On a morning crisp in its chill, the autumnal clock stirs as colors flow through the veins of leaves in tall stands of trees, saturating them with a last breath of summer. I step outside for a walk behind the house. I can see my breath bend in the cold air and hear the trees’ tired backs creak. Rubbing my hands together, I blow my coffee-soaked breath into them to keep warm. On a path trodden over time by deer, I step deliberately, careful to avoid disturbing the last of the ferns and the brown green mosses, the lichens of gray, blue and silver, all beginning their hibernation for the season. I make my way down the path to the bank of a stream that runs from one end of the property, past my home and out to the ocean. I gaze on a small waterfall recalling childhood moments and imagine my toy soldiers bobbing with heads up, cascading one by one over the waterfall, downstream, and out to the ocean.
When I was young my grandfather sent one of my uncles down to the city park on a Saturday morning during the summer to lay claim to a small piece. It was clearly eminent domain by way of lawn chairs, blankets, and barbecue grills. And it was here, our large family would gather to enjoy the day.
This was the way it was back then, the occasional family outing along with the sometimes Sunday drive out of the city to nowhere specifically, just as long as it was out of the city. The public park system was the playground of my youth, especially on warm summer days.

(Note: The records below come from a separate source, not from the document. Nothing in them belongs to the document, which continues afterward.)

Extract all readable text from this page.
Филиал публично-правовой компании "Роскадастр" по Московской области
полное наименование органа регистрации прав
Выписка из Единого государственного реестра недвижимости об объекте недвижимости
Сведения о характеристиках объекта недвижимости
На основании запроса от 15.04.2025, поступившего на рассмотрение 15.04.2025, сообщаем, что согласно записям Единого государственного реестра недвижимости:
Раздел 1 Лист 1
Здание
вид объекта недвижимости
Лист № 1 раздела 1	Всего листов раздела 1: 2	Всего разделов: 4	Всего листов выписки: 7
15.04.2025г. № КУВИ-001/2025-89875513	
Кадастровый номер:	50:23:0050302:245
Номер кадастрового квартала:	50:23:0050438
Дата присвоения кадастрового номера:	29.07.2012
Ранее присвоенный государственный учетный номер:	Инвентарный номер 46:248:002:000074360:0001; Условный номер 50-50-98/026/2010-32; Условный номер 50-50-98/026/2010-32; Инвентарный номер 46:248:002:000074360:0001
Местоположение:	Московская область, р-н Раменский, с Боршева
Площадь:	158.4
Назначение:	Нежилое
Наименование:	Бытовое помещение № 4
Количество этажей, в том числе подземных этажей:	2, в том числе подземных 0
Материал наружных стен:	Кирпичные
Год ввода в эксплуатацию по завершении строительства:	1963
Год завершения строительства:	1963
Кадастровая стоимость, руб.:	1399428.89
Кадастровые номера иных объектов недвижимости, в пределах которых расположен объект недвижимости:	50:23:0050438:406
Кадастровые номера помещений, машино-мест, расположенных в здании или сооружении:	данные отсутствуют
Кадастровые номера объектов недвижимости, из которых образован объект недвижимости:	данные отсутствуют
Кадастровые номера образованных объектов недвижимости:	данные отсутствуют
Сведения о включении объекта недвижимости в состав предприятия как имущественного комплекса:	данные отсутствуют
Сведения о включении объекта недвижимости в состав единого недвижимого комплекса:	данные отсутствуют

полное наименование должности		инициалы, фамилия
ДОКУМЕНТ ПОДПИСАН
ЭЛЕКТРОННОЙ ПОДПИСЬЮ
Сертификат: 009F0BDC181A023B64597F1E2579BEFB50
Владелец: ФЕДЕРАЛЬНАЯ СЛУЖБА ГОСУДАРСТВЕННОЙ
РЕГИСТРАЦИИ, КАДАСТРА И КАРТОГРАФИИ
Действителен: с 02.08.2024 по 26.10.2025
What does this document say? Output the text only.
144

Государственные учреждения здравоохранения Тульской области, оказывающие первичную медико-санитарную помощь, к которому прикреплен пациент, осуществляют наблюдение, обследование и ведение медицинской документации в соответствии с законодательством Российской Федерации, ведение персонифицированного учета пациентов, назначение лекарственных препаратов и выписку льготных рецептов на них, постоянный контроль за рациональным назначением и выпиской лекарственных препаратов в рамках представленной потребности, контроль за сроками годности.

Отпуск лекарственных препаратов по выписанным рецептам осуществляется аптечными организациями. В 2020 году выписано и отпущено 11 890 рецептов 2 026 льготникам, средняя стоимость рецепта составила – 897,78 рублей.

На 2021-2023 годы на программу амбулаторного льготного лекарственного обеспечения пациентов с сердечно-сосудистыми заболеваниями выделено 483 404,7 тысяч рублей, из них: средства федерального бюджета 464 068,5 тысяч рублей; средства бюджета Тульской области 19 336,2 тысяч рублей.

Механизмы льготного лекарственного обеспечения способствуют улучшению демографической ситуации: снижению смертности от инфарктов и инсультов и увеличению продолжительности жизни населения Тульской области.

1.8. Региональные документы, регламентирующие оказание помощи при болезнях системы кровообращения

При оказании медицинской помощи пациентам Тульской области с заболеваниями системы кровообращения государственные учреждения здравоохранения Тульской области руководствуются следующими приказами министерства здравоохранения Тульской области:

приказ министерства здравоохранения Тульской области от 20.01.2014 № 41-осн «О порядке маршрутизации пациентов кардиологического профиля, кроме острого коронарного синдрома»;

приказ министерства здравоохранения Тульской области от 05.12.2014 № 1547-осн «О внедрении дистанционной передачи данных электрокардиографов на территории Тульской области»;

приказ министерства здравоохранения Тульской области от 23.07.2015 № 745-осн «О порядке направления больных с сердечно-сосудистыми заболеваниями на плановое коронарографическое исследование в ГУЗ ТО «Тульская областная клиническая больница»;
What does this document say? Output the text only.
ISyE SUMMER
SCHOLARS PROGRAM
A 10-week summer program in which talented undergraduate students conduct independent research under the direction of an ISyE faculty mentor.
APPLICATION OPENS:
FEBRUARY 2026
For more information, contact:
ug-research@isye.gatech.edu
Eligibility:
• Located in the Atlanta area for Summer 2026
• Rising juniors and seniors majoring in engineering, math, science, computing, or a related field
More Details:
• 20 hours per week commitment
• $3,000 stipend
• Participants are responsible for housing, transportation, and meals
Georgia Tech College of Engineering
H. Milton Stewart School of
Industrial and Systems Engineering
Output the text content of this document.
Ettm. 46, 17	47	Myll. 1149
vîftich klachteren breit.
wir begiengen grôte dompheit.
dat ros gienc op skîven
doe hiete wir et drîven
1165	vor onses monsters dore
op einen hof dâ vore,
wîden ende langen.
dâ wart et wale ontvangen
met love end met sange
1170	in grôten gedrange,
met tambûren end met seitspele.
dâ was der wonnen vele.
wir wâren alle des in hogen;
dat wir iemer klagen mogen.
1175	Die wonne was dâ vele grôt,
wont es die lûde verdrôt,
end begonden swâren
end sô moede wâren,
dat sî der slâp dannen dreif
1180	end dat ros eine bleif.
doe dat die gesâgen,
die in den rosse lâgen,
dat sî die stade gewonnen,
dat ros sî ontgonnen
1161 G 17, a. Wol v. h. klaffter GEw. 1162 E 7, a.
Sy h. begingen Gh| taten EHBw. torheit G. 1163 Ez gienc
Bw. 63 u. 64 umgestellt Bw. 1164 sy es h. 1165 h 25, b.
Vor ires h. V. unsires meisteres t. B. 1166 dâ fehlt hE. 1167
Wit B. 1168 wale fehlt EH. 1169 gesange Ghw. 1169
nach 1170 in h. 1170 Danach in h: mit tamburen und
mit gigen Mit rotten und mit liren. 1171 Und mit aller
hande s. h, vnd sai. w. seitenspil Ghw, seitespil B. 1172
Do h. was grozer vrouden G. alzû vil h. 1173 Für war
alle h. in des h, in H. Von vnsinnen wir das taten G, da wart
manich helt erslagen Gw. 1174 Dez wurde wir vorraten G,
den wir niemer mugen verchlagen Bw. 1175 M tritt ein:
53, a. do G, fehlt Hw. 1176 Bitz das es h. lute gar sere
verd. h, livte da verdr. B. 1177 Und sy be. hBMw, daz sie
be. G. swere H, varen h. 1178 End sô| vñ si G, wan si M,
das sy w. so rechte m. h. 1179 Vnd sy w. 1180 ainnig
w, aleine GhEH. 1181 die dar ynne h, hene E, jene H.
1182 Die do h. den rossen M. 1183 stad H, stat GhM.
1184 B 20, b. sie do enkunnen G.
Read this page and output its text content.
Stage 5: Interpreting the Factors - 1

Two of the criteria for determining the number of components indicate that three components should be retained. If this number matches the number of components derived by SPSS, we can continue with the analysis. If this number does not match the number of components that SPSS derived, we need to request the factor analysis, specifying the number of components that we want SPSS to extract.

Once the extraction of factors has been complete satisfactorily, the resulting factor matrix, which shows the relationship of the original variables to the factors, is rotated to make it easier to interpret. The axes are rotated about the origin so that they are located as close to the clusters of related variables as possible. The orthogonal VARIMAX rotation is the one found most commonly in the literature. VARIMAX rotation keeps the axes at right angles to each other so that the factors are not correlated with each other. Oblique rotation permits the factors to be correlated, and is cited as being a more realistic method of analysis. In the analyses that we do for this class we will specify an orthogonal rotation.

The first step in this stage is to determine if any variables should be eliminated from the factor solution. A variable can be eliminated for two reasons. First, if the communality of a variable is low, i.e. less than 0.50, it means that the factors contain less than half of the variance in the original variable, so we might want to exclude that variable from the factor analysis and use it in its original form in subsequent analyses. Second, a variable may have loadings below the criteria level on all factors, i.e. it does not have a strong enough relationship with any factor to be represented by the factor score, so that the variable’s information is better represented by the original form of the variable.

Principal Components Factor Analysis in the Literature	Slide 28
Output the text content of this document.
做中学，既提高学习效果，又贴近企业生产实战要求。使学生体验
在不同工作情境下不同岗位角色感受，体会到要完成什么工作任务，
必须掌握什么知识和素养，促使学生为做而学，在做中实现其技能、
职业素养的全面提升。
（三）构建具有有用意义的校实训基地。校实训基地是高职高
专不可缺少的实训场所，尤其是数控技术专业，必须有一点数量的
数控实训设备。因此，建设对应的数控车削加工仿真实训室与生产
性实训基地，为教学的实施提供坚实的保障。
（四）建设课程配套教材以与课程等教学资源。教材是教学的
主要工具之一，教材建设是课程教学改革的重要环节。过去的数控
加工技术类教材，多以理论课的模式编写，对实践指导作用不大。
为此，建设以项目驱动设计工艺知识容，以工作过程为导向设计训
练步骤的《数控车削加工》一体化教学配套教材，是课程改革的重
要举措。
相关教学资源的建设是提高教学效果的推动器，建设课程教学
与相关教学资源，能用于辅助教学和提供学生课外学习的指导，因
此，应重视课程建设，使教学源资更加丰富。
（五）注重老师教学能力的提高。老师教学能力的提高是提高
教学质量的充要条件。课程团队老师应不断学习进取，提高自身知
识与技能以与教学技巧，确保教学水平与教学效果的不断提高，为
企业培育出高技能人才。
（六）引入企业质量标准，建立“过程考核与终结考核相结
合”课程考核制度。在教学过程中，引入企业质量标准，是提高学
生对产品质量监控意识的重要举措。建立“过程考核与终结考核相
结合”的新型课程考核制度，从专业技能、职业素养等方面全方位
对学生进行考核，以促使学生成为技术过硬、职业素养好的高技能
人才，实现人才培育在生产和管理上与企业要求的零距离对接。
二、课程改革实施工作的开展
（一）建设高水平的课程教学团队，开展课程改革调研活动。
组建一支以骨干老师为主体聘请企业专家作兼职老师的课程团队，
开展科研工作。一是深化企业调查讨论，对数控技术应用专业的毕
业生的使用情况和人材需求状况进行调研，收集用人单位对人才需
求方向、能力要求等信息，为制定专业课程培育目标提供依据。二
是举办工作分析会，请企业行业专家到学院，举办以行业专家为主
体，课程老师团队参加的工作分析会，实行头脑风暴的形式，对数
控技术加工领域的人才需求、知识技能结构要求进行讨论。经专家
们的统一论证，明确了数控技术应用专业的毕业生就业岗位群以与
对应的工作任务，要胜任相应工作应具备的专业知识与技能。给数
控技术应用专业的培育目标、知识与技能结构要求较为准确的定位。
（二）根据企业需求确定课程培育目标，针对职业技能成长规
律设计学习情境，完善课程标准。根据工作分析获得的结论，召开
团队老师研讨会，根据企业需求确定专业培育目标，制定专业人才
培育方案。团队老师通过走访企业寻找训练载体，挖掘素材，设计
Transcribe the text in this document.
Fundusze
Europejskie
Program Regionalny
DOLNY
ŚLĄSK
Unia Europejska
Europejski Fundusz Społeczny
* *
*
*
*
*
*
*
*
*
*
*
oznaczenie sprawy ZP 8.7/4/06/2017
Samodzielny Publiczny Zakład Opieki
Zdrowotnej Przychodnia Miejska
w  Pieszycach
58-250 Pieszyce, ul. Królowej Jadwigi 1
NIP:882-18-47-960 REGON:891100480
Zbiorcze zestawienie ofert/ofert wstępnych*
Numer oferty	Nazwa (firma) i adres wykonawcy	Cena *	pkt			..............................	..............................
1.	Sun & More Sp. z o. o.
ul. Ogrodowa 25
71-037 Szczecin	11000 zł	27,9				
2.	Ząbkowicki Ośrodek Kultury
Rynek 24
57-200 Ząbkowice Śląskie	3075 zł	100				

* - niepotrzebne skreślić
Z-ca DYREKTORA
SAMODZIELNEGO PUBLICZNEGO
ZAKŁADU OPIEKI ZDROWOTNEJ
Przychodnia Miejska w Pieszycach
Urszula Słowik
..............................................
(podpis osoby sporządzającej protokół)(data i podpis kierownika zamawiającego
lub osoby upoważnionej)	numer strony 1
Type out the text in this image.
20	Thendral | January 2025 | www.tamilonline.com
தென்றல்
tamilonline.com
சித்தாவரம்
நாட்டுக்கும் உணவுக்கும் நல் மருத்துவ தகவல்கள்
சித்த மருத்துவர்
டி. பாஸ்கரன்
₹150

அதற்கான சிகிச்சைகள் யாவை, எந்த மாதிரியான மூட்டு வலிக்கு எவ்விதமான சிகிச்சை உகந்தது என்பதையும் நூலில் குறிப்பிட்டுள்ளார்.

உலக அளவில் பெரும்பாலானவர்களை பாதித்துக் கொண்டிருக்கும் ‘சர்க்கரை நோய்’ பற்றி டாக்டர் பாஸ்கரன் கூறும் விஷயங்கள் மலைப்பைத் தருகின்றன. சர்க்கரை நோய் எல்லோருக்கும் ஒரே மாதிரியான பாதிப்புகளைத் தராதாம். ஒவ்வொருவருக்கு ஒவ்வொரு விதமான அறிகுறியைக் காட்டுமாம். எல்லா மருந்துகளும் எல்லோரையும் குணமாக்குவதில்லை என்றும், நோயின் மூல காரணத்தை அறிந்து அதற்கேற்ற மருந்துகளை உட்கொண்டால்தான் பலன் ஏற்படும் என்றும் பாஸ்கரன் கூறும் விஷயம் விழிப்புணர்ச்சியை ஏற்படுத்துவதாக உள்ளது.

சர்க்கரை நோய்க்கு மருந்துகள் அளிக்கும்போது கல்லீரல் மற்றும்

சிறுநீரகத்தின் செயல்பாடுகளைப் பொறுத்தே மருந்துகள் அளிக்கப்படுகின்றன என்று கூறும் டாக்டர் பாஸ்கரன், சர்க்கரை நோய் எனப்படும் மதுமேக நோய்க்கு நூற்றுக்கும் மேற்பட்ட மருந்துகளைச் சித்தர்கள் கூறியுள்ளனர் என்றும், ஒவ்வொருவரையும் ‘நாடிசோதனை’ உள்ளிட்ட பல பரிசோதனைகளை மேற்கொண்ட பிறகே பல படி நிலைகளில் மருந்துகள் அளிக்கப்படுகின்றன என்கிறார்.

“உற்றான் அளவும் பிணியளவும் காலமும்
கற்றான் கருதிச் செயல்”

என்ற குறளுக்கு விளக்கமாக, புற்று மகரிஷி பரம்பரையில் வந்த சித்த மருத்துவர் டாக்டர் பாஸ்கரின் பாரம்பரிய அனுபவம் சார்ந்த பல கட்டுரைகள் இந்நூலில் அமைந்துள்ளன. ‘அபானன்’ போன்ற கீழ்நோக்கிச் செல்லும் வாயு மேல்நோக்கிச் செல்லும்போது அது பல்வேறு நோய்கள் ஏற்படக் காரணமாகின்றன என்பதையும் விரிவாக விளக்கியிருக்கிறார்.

Some days the entire family gathered by a river just as they would sometimes gather around my grandmother’s kitchen table on Friday nights and on special occasions. This time there was no special occasion, just a family and the idyllic surroundings of green grass, blue sky, and that forever-running river with its loud crashing waterfall.
I knew it was not the sea, and yet, to a young boy living in a city, if the rolling waters of the Atlantic were but a dream, this was it, right here in front of me. It was the sound that first piqued my curiosity and then it was the sight of it that both excited and frightened me.
On days like these, it wasn’t the family, friends or the games we played in the park that garnered my attention; it was the sight and sound of the waterfall. A constant voice in my boyhood ears, the waterfall called me to its edge, taunt me to take that first step deep into the roll of it, into the swift current, into its white-toothed grin. But I always held fast to the riverbank with one foot on the water’s edge and the other rooted to the ground like a wild alder, digging deep, holding on forever.
One day, the wind shifted unexpectedly and came to rest on my shoulders. The feeling was like nothing I had experienced before. Courage perhaps? The light breeze enveloped me, soothed and took me up into its arms, until I found myself standing in the center of the waterfall. As I stood there I could see and hear my childhood swim in eddies all around me, it circled, laughed, and played games. There at my feet, I saw my toy soldiers float by in formation, marching onwards toward the waterfall.
The current was cold and biting on my legs, pushed me with little nibbles, yet I stood there, eyes wide open, heart pounding, screams of play bouncing off the river’s bank. The water against my legs pushes hard, relentless. Its teeth bite cold, but I begin to slowly relax and enjoy this unexpected moment. I am here now and my view of the world from this precarious spot is so different. I catch glimpses of friends and family, past and present, as wave after wave of water flows past me. My toy soldiers bobble by and over the rim they go, into a murky brown and white lather where they are gone. My eyes fill with tears, as I know the adult side of life now awaits me.
This waterfall of my youth is always here in my soul. I can visit it anytime I want, and it will be there, because all of life is about experience. The things we do are imprinted on us forever, and us on them. So, as the water flows down the Jordan and eventually comes to that spot where it rolls over and under itself, my footsteps are still there, a part of me which was given and left there in play, while the waterfall gave me a wonderful memory to keep.
The park is still there, groomed and manicured, and the waterfall still flows though not as forceful as it once did. There are no children making their journey across anymore, leaving years of debris to collect on top of it, slowing its flow. No more footsteps are left there to mature and grow over time. Sadly, when I visit the park it seems smaller than when I was young, and is now mostly used by adults as the open areas of grass have yielded to hard surfaces for walking and biking. And, I am not there anymore. Years later, I am here, in Maine, at our home in the cove.